A clattering thump returned them to reality.

Motionless except for their heavy breathing, within seconds a mortified Debra, with face burning, shoved against the chest she’d just been caressing. She scrambled to her feet, straightening her clothes, unable to look at him.

Activity outside the lift suggested the technician had arrived. There was knocking, tools whirring, men talking. No one must think…no one must guess what had almost happened.

About to bury her face in her hands, Debra refused to give in to such weakness. Instead she squared her shoulders and stuck out her chin. As long as she didn’t look at him perhaps she could get through these next moments.

Jase seemed in no hurry to rise. “Debra? We need to talk.”

“No, we don’t,” she snapped, keeping her eyes forward. “There’s nothing to talk about.”

“Oh yes, there is.” He rose slowly. In her peripheral vision Debra saw him adjusting his trousers and the blush fading from her face returned tenfold, invading her whole body. “But you’re right. Now is not the time.”

Jase leant over and touching her chin forced her to look at him. “We’ll be out of here soon and everyone will be concerned.” Their gaze locked together. Something flashed between them–some powerful force neither seemed able, nor willing, to withstand. Debra forgot to breathe. Her tongue dampened her parched lips.

Slumberous eyes followed the movement. “We will be talking, Debra. You can bet your life on that.” The expression on Jase’s face turned his threat into a delicious promise.

A couple of enormous thumps and a hideous cacophonous grinding from outside destroyed the moment. Reality hit Debra like a swinging four-by-four post.

There couldn’t be anything between them. Once she’d ferreted out what was going on in this hotel she’d be off home to Wellington. Jason McEwen wouldn’t sanction her pretence, nor her suspicions of his involvement.

Their confined space accentuated the volume of the noise and Debra covered her ears.
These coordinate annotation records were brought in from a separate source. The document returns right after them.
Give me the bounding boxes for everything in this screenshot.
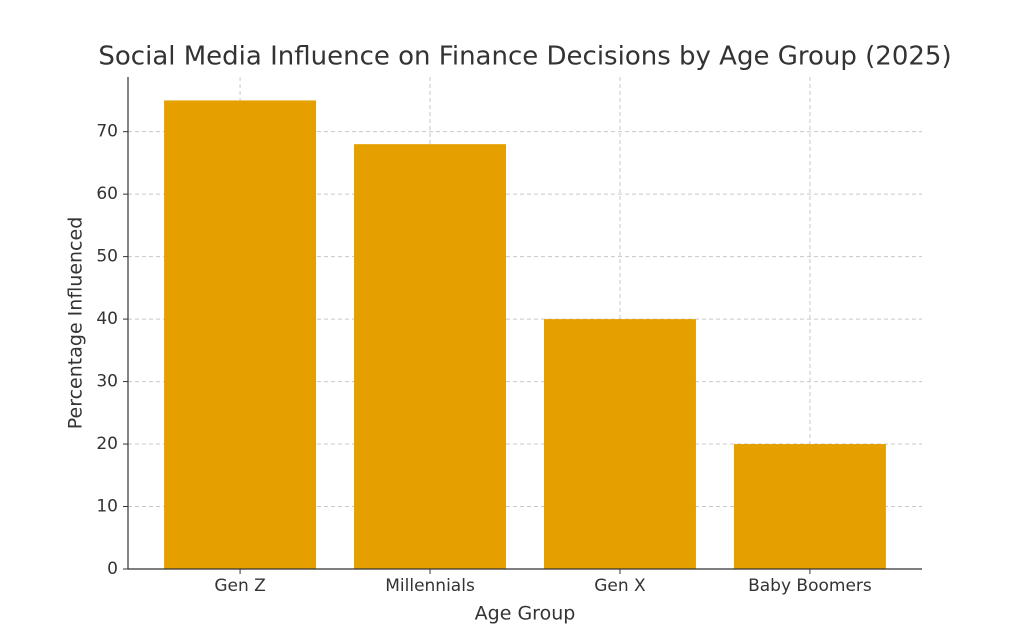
- bars: [164, 100, 886, 569]
- bar: [543, 319, 696, 569]
- y-tick-label: 0: [107, 559, 118, 579]
- x-tick-label: Gen Z: [214, 576, 265, 596]
- chart-title: Social Media Influence on Finance Decisi…: [98, 42, 951, 72]
- y-tick-label: 30: [96, 372, 118, 392]
- y-tick-label: 70: [96, 122, 118, 142]
- x-tick-label: Gen X: [594, 576, 646, 596]
- x-tick-label: Baby Boomers: [748, 576, 872, 596]
- y-tick-label: 60: [96, 184, 118, 204]
- y-tick-label: 20: [96, 434, 118, 454]
- bar: [733, 444, 886, 569]
- y-axis-label: Percentage Influenced: [65, 217, 87, 430]
- y-tick-label: 40: [96, 309, 118, 329]
- y-tick-label: 10: [96, 497, 118, 517]
- y-tick-label: 50: [96, 247, 118, 267]
- axes: 0 10 20 30 40 50 60 70 Gen Z Millennials Gen X Baby…: [96, 77, 922, 596]
- x-tick-label: Millennials: [385, 576, 475, 596]
- bar: [164, 100, 317, 569]
- x-axis-label: Age Group: [475, 603, 576, 625]
- bar: [354, 144, 507, 569]
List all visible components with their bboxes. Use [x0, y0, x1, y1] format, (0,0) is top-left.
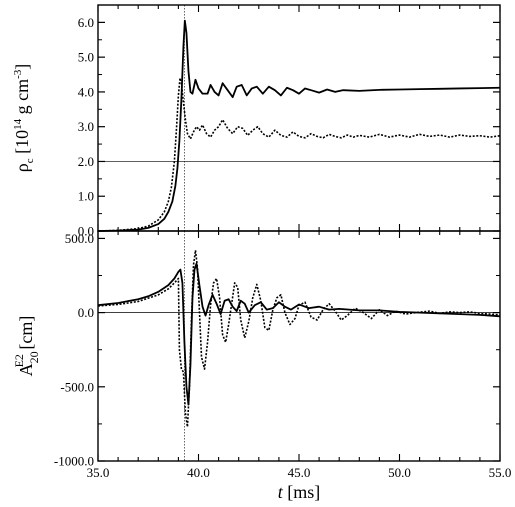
bottom-y-axis-title: A20E2 [cm] — [12, 316, 41, 377]
bot-y-tick-label: -1000.0 — [54, 454, 94, 469]
top-y-tick-label: 6.0 — [78, 15, 94, 30]
x-tick-label: 45.0 — [288, 465, 311, 480]
top-series-dotted-line — [97, 77, 501, 232]
x-tick-label: 40.0 — [187, 465, 210, 480]
bottom-tick-labels: -1000.0 -500.0 0.0 500.0 35.0 40.0 45.0 50.0 55.… — [54, 231, 511, 480]
top-y-tick-label: 4.0 — [78, 84, 94, 99]
x-axis-title: t [ms] — [278, 482, 321, 502]
bot-y-tick-label: 0.0 — [78, 305, 94, 320]
top-y-tick-label: 2.0 — [78, 154, 94, 169]
top-y-tick-label: 1.0 — [78, 189, 94, 204]
bottom-plot-frame — [97, 230, 501, 462]
bot-y-tick-label: -500.0 — [60, 379, 94, 394]
bottom-reference-lines — [98, 231, 500, 461]
top-reference-lines — [98, 5, 500, 231]
bot-y-tick-label: 500.0 — [65, 231, 94, 246]
top-y-tick-labels: 0.0 1.0 2.0 3.0 4.0 5.0 6.0 — [78, 15, 94, 239]
x-tick-label: 50.0 — [388, 465, 411, 480]
bot-series-solid-line — [97, 262, 501, 406]
top-y-tick-label: 0.0 — [78, 224, 94, 239]
top-panel: 0.0 1.0 2.0 3.0 4.0 5.0 6.0 ρc [1014 g cm-3] — [12, 4, 501, 239]
bottom-series — [97, 249, 501, 428]
top-series — [97, 19, 501, 232]
bot-series-dotted-line — [97, 249, 501, 428]
top-y-tick-label: 5.0 — [78, 50, 94, 65]
top-series-solid-line — [97, 19, 501, 232]
x-tick-label: 55.0 — [489, 465, 512, 480]
top-y-tick-label: 3.0 — [78, 119, 94, 134]
x-tick-label: 35.0 — [87, 465, 110, 480]
top-y-axis-title: ρc [1014 g cm-3] — [12, 64, 36, 173]
top-plot-frame — [97, 4, 501, 232]
bottom-ticks — [97, 231, 501, 462]
bottom-panel: -1000.0 -500.0 0.0 500.0 35.0 40.0 45.0 50.0 55.… — [12, 230, 511, 502]
top-y-ticks — [97, 5, 501, 232]
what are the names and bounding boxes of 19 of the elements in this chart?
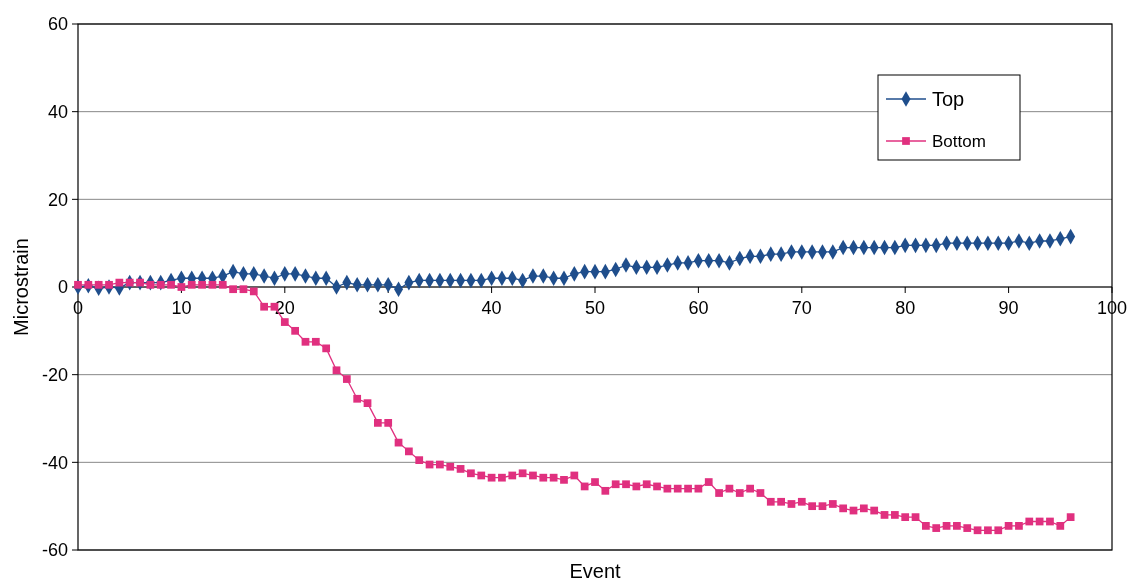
y-tick-label: 40 [47, 101, 68, 122]
x-tick-label: 40 [481, 298, 502, 318]
y-tick-label: 0 [57, 277, 68, 298]
x-tick-label: 60 [688, 298, 709, 318]
x-tick-label: 50 [584, 298, 606, 318]
x-tick-label: 80 [895, 298, 916, 318]
y-tick-label: -20 [41, 364, 68, 385]
y-tick-label: 60 [47, 14, 68, 35]
x-tick-label: 90 [998, 298, 1019, 318]
y-tick-label: -40 [41, 452, 68, 473]
x-tick-label: 70 [791, 298, 812, 318]
y-tick-label: -60 [41, 540, 68, 561]
x-axis-title: Event [569, 560, 622, 581]
legend-label: Bottom [932, 131, 986, 151]
x-tick-label: 30 [378, 298, 399, 318]
legend-label: Top [932, 88, 965, 110]
y-axis-title: Microstrain [10, 238, 32, 336]
x-tick-label: 10 [171, 298, 192, 318]
y-tick-label: 20 [47, 189, 68, 210]
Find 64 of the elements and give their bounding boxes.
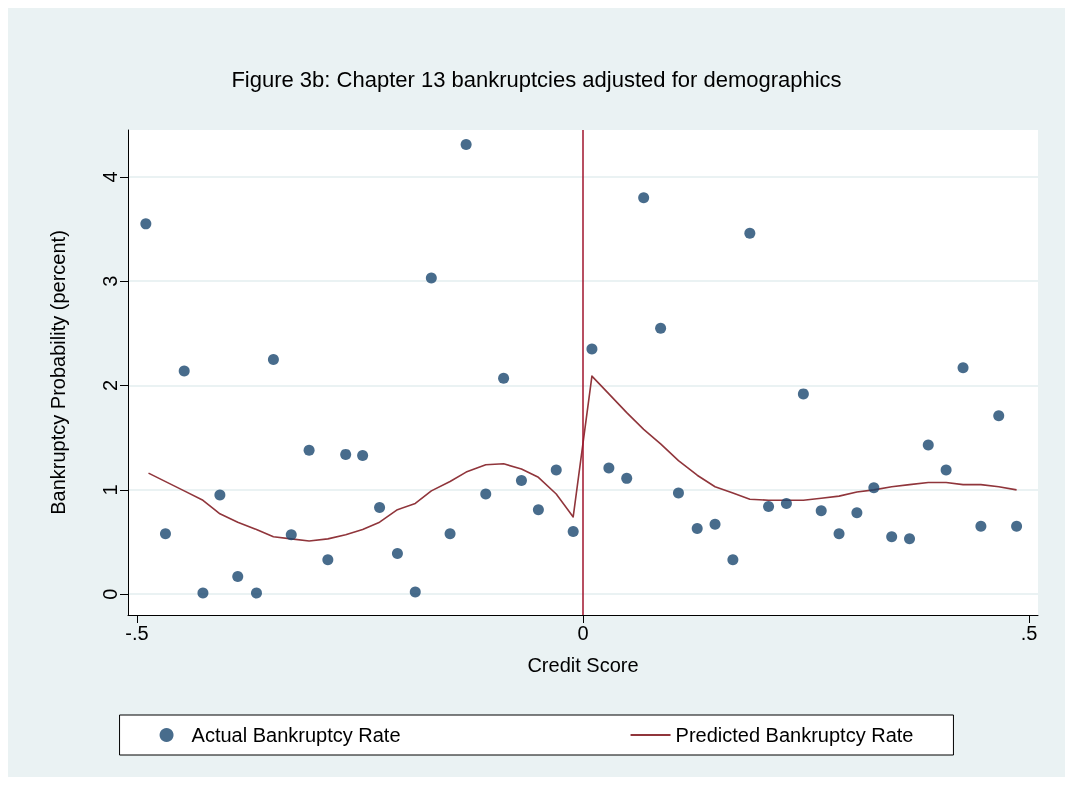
point — [1011, 520, 1023, 532]
point — [655, 322, 667, 334]
point — [621, 472, 633, 484]
y-tick-label: 1 — [99, 484, 121, 496]
point — [515, 474, 527, 486]
y-tick-label: 2 — [99, 379, 121, 392]
point — [357, 449, 369, 461]
point — [975, 520, 987, 532]
point — [851, 507, 863, 519]
point — [672, 487, 684, 499]
point — [780, 497, 792, 509]
point — [727, 554, 739, 566]
x-axis-title: Credit Score — [527, 654, 639, 676]
point — [460, 139, 472, 151]
x-tick-label: -.5 — [125, 622, 149, 644]
point — [940, 464, 952, 476]
legend-label: Actual Bankruptcy Rate — [191, 724, 401, 746]
point — [815, 505, 827, 517]
point — [744, 227, 756, 239]
point — [374, 502, 386, 514]
point — [833, 528, 845, 540]
point — [922, 439, 934, 451]
point — [140, 218, 152, 230]
point — [159, 528, 171, 540]
point — [340, 448, 352, 460]
point — [498, 372, 510, 384]
x-tick-label: 0 — [577, 622, 589, 644]
point — [638, 192, 650, 204]
point — [532, 504, 544, 516]
point — [409, 586, 421, 598]
x-tick-label: .5 — [1020, 622, 1038, 644]
point — [197, 587, 209, 599]
point — [886, 531, 898, 543]
point — [691, 522, 703, 534]
point — [550, 464, 562, 476]
point — [285, 529, 297, 541]
point — [797, 388, 809, 400]
point — [480, 488, 492, 500]
y-tick-label: 0 — [99, 588, 121, 600]
point — [586, 343, 598, 355]
point — [709, 518, 721, 530]
point — [904, 533, 916, 545]
y-axis-title: Bankruptcy Probability (percent) — [47, 230, 69, 515]
point — [214, 489, 226, 501]
point — [763, 501, 775, 513]
chart-title: Figure 3b: Chapter 13 bankruptcies adjusted for demographics — [231, 66, 842, 92]
point — [603, 462, 615, 474]
legend-label: Predicted Bankruptcy Rate — [675, 724, 914, 746]
point — [957, 362, 969, 374]
point — [250, 587, 262, 599]
point — [178, 365, 190, 377]
point — [232, 570, 244, 582]
y-tick-label: 4 — [99, 171, 121, 183]
point — [391, 547, 403, 559]
point — [993, 410, 1005, 422]
line-series — [147, 375, 1018, 542]
point — [303, 444, 315, 456]
point — [267, 353, 279, 365]
point — [425, 272, 437, 284]
y-tick-label: 3 — [99, 275, 121, 287]
point — [567, 526, 579, 538]
point — [868, 482, 880, 494]
point — [322, 554, 334, 566]
point — [444, 528, 456, 540]
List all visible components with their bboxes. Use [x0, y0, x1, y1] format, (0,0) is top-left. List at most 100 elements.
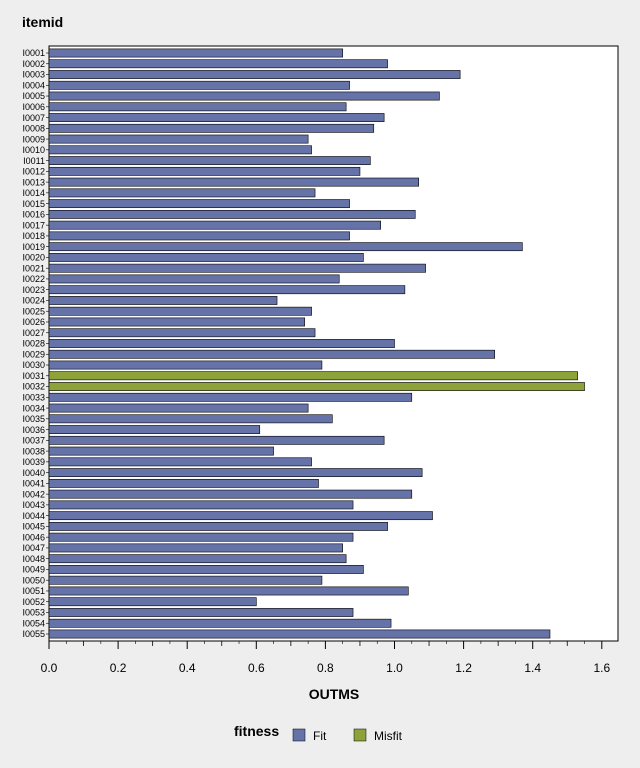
bar-i0006: [48, 102, 347, 112]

It also gave her an excuse not to look at her companion. She feared what she might read in his expression. Familiarity? Intimacy? Desire? She couldn’t handle any of those.

Or was she afraid because she knew any of those might soon be replaced by his looking at her with disdain?

 

I feel terrible having to report that none of the five writers I approached are going to take up the baton and continue this great promotional idea. They’ve either recently done it before, are snowed under with work right now, or they never replied to me. A couple of others I then approached were equally unable to join me. I apologise to Jenny and everyone else. This feels oddly like breaking the chain on an old fashioned chain letter. Only those never left me feeling guilty like I’m feeling right now. My apologies.